I had an opportunity to discuss the program with the Training Partnership’s Executive Director, Charissa Raynor. Below is a brief Q&A.
Q. The Apprenticeship is described as “competency-based.” What does that mean, and why is it important?
A. In a competency based education program, students progress to more advanced work when they demonstrate mastery of a specific set of skills. Students move through the training at their own pace. Those who need more time take more time, and those who have already mastered specific competencies (as measured through high-fidelity assessments) do not waste time or money sitting through unnecessary training — particularly important for working adults.
Q. What are the skills the apprenticeship covers in its advanced training, and how did you incorporate employer input?
A. To assess the skills we need to cover in our training and to build learning experiences, we leverage our labor-management platform to aggregate information on home care worker responsibilities and duties spanning more than 40,000 workers, a dozen employers, state agencies, and tens of thousands of consumers. We use a disciplined research and design approach and are stepping out of a traditional role of “training to the job” and more into the role of a business partner. We anticipate how jobs and the healthcare industry are changing, and train for what jobs are likely to be, not only what they are today.
Q. While the 50-cents-an-hour raise upon completing the apprenticeship is notable, it leaves home care workers (HCWs) in the low-wage category. A more significant wage increase would probably require a more wholesale change in how care is delivered or financed. For example, if higher-skilled HCWs are associated with reduced emergency room or hospital visits, a portion of the savings could be directed to increased wages. Does that seem possible?

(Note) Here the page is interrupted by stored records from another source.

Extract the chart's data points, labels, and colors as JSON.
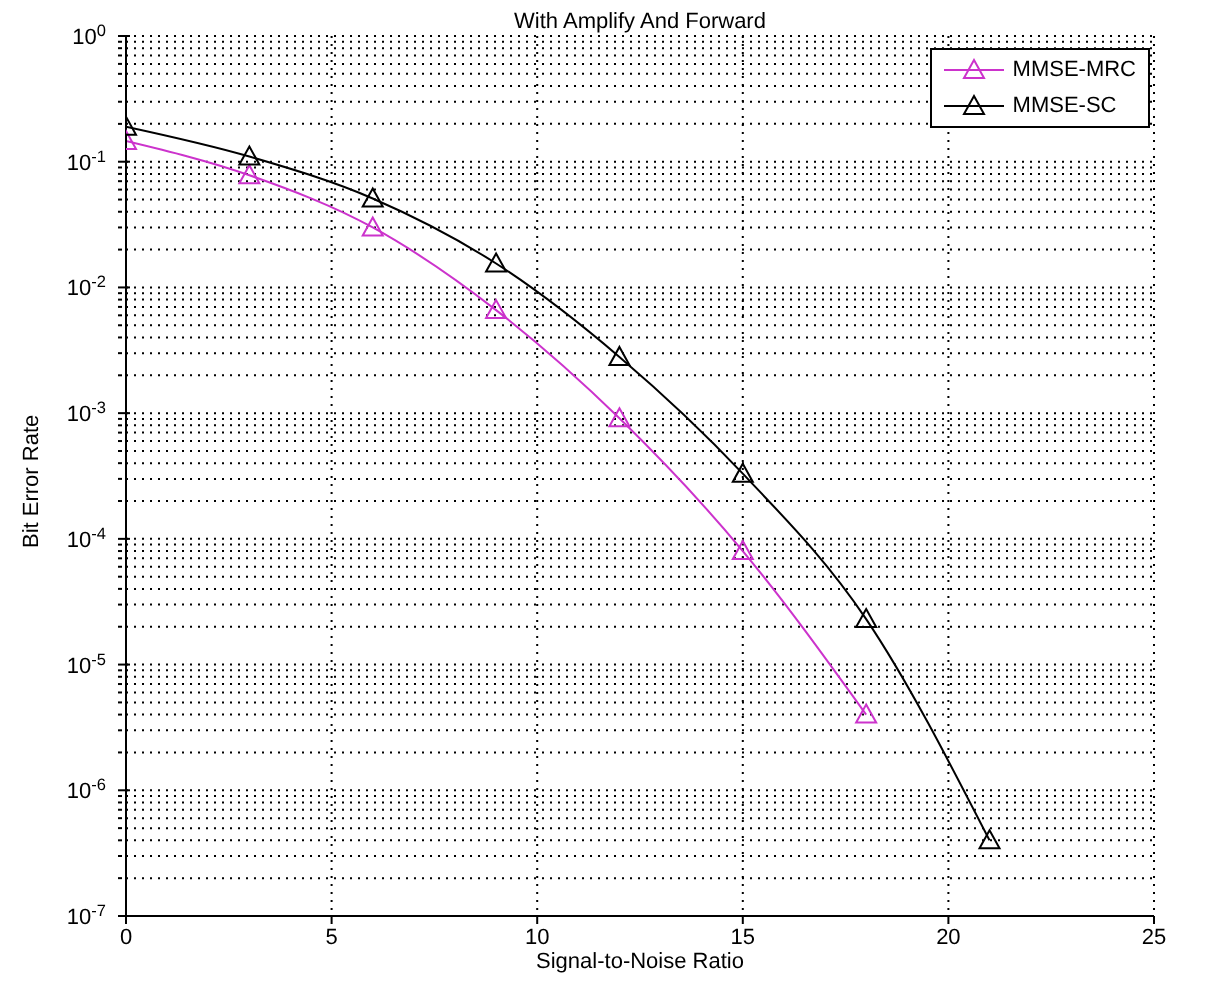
{
  "chart_data": {
    "type": "line",
    "title": "With Amplify And Forward",
    "xlabel": "Signal-to-Noise Ratio",
    "ylabel": "Bit Error Rate",
    "series": [
      {
        "name": "MMSE-MRC",
        "color": "#cc33cc",
        "x": [
          0,
          3,
          6,
          9,
          12,
          15,
          18
        ],
        "values": [
          0.146,
          0.078,
          0.03,
          0.0066,
          0.00091,
          8e-05,
          4e-06
        ]
      },
      {
        "name": "MMSE-SC",
        "color": "#000000",
        "x": [
          0,
          3,
          6,
          9,
          12,
          15,
          18,
          21
        ],
        "values": [
          0.19,
          0.11,
          0.051,
          0.0155,
          0.0028,
          0.00033,
          2.3e-05,
          4e-07
        ]
      }
    ],
    "log": "y",
    "xlim": [
      0,
      25
    ],
    "xticks": [
      0,
      5,
      10,
      15,
      20,
      25
    ],
    "ylim": [
      1e-07,
      1
    ],
    "yticks": [
      {
        "value": 1e-07,
        "label": "10$^{-7}$"
      },
      {
        "value": 1e-06,
        "label": "10$^{-6}$"
      },
      {
        "value": 1e-05,
        "label": "10$^{-5}$"
      },
      {
        "value": 0.0001,
        "label": "10$^{-4}$"
      },
      {
        "value": 0.001,
        "label": "10$^{-3}$"
      },
      {
        "value": 0.01,
        "label": "10$^{-2}$"
      },
      {
        "value": 0.1,
        "label": "10$^{-1}$"
      },
      {
        "value": 1,
        "label": "10$^{0}$"
      },
      {
        "value": 2e-07,
        "label": null
      },
      {
        "value": 3e-07,
        "label": null
      },
      {
        "value": 4e-07,
        "label": null
      },
      {
        "value": 5e-07,
        "label": null
      },
      {
        "value": 6e-07,
        "label": null
      },
      {
        "value": 7e-07,
        "label": null
      },
      {
        "value": 8e-07,
        "label": null
      },
      {
        "value": 9e-07,
        "label": null
      },
      {
        "value": 2e-06,
        "label": null
      },
      {
        "value": 3e-06,
        "label": null
      },
      {
        "value": 4e-06,
        "label": null
      },
      {
        "value": 5e-06,
        "label": null
      },
      {
        "value": 6e-06,
        "label": null
      },
      {
        "value": 7e-06,
        "label": null
      },
      {
        "value": 8e-06,
        "label": null
      },
      {
        "value": 9e-06,
        "label": null
      },
      {
        "value": 2e-05,
        "label": null
      },
      {
        "value": 3e-05,
        "label": null
      },
      {
        "value": 4e-05,
        "label": null
      },
      {
        "value": 5e-05,
        "label": null
      },
      {
        "value": 6e-05,
        "label": null
      },
      {
        "value": 7e-05,
        "label": null
      },
      {
        "value": 8e-05,
        "label": null
      },
      {
        "value": 9e-05,
        "label": null
      },
      {
        "value": 0.0002,
        "label": null
      },
      {
        "value": 0.0003,
        "label": null
      },
      {
        "value": 0.0004,
        "label": null
      },
      {
        "value": 0.0005,
        "label": null
      },
      {
        "value": 0.0006,
        "label": null
      },
      {
        "value": 0.0007,
        "label": null
      },
      {
        "value": 0.0008,
        "label": null
      },
      {
        "value": 0.0009,
        "label": null
      },
      {
        "value": 0.002,
        "label": null
      },
      {
        "value": 0.003,
        "label": null
      },
      {
        "value": 0.004,
        "label": null
      },
      {
        "value": 0.005,
        "label": null
      },
      {
        "value": 0.006,
        "label": null
      },
      {
        "value": 0.007,
        "label": null
      },
      {
        "value": 0.008,
        "label": null
      },
      {
        "value": 0.009,
        "label": null
      },
      {
        "value": 0.02,
        "label": null
      },
      {
        "value": 0.03,
        "label": null
      },
      {
        "value": 0.04,
        "label": null
      },
      {
        "value": 0.05,
        "label": null
      },
      {
        "value": 0.06,
        "label": null
      },
      {
        "value": 0.07,
        "label": null
      },
      {
        "value": 0.08,
        "label": null
      },
      {
        "value": 0.09,
        "label": null
      },
      {
        "value": 0.2,
        "label": null
      },
      {
        "value": 0.3,
        "label": null
      },
      {
        "value": 0.4,
        "label": null
      },
      {
        "value": 0.5,
        "label": null
      },
      {
        "value": 0.6,
        "label": null
      },
      {
        "value": 0.7,
        "label": null
      },
      {
        "value": 0.8,
        "label": null
      },
      {
        "value": 0.9,
        "label": null
      }
    ],
    "grid": true,
    "legend": "top right",
    "marker": "triangle",
    "line_style": "solid"
  }
}
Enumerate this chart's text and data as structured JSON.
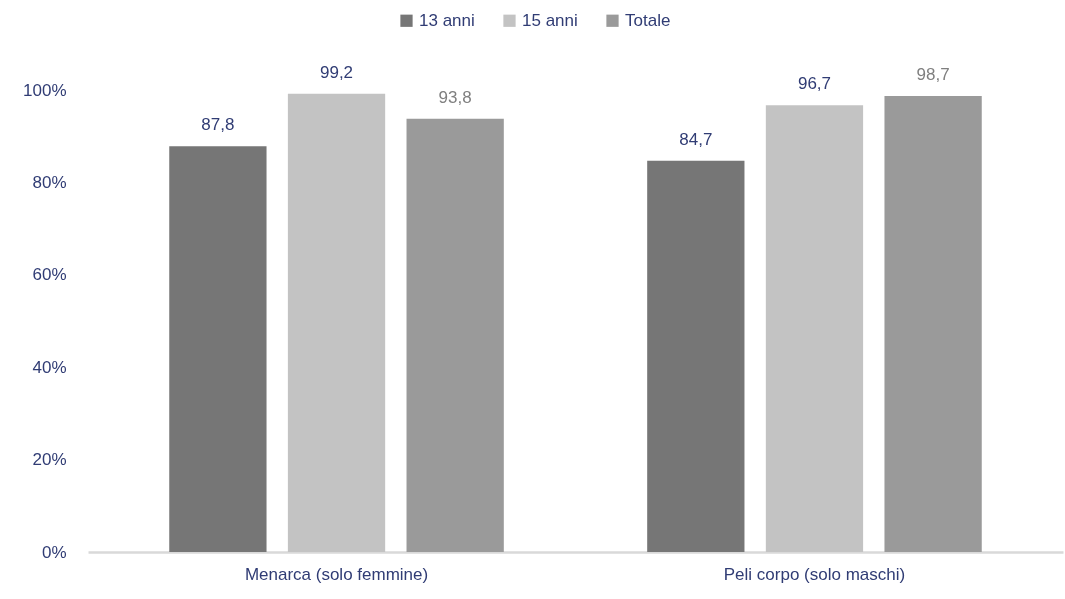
{
  "chart_data": {
    "type": "bar",
    "categories": [
      "Menarca (solo femmine)",
      "Peli corpo (solo maschi)"
    ],
    "series": [
      {
        "name": "13 anni",
        "color": "#767676",
        "values": [
          87.8,
          84.7
        ],
        "value_labels": [
          "87,8",
          "84,7"
        ]
      },
      {
        "name": "15 anni",
        "color": "#c3c3c3",
        "values": [
          99.2,
          96.7
        ],
        "value_labels": [
          "99,2",
          "96,7"
        ]
      },
      {
        "name": "Totale",
        "color": "#9a9a9a",
        "values": [
          93.8,
          98.7
        ],
        "value_labels": [
          "93,8",
          "98,7"
        ]
      }
    ],
    "ylim": [
      0,
      100
    ],
    "yticks": [
      {
        "value": 0,
        "label": "0%"
      },
      {
        "value": 20,
        "label": "20%"
      },
      {
        "value": 40,
        "label": "40%"
      },
      {
        "value": 60,
        "label": "60%"
      },
      {
        "value": 80,
        "label": "80%"
      },
      {
        "value": 100,
        "label": "100%"
      }
    ],
    "grid": false,
    "legend": "top"
  }
}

A. It’s not only possible, but imperative. We are entering an unprecedented period for healthcare driven by an aging population and dominated by high demand for healthcare services, relatively fewer workers to meet that demand, high healthcare costs, and relatively fewer dollars to pay for those costs. There simply won’t be enough physicians and nurses to meet the need, and all untapped resources, like HCWs, must be optimized. The Training Partnership has a “return on investment” experiment underway to test new roles for HCWs as partners in health, rather than workers who simply carry out largely pre-determined tasks.
Q. One impediment to raising wages or adjusting job descriptions is that often, HCWs are not seen as “real” professionals with something to offer beyond relatively simple caretaking tasks. How do you address that?
A. Part of what feeds this view is a myth that HCWs are pouring tea and playing bridge with Grandma. In reality, 21st century HCWs are supporting complex care for individuals living with Alzheimer’s disease, paraplegia, and severe mental illness. More than 80 percent of our students care for consumers who are dually-eligible for Medicaid and Medicare, a population recognized as one of the most complex and costly to care for. As population care needs evolve, so should the roles of health care workers. Policymakers, payers, and providers need to see HCWs for what they can be, not what they have been.
In conclusion, the HCW apprenticeship is a promising approach to providing better care while reducing the growth of health care costs and improving job quality. By virtue of their regular contact with patients, HCWs are well-positioned to observe health condition changes, identify problems, and facilitate communication between the patient and the rest of the healthcare team to improve care – but they need the skills to take on these roles. The evaluation (and others like it, such as a CMS-funded evaluation of a California training program for long-term care workers) will shed much-needed light on whether HCW upskilling has an impact on costs, health outcomes, and workforce stability.